For residents and would-be movers, Interior is the ministry that touches daily life: préfecture services (residency, driving licences), border/security policy, protest policing and local public-order decisions. Nuñez is a career security technocraT, ex-DGSI intelligence chief, former counter-terror coordinator, and Paris police prefect, so expect continuity and a focus on operational steadiness rather than political grandstanding while the government fights its budget battle. Any service changes (e.g., appointment systems, documentation requirements) will be implemented via préfectures rather than big new laws in the short term; keep an eye on your local préfecture’s notices for process updates.
Paris moves to “zero coliving” for new projects
Paris City Council has voted to reject any new ‘coliving’ schemes, aiming to curb what it sees as a workaround to rent controls. The measure signals a “zero coliving” stance, with the city set to inform developers it will refuse future proposals while a dedicated team maps and monitors existing sites. Officials argue that service add-ons can inflate effective rents beyond caps, and they have urged the State to define a clear national legal framework for this hybrid model.
Coliving means a professionally run residence where tenants rent private, furnished bedrooms (often with an en-suite) inside a larger building that has shared kitchens and lounges, plus hotel-style amenities and services such as cleaning, high-speed internet, gyms, coworking rooms, and events.
For buyers, landlords and operators, the near-term impact is that fresh coliving pipelines in Paris are effectively on hold, even as demand from students and young professionals remains high.
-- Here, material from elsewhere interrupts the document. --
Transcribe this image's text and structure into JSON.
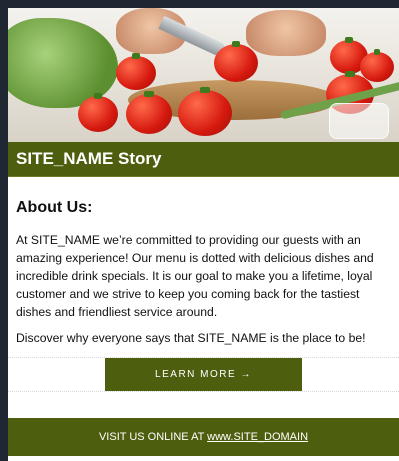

Existing residences are not automatically shut but can expect closer scrutiny on classification and pricing. If you were eyeing a coliving-led investment in the capital, consider conventional long-let strategies that comply with rent control and local planning rules, or look to neighbouring communes where policy may differ. Keep an eye on forthcoming guidance from the city and national lawmakers as definitions, enforcement and any grandfathering rules are clarified.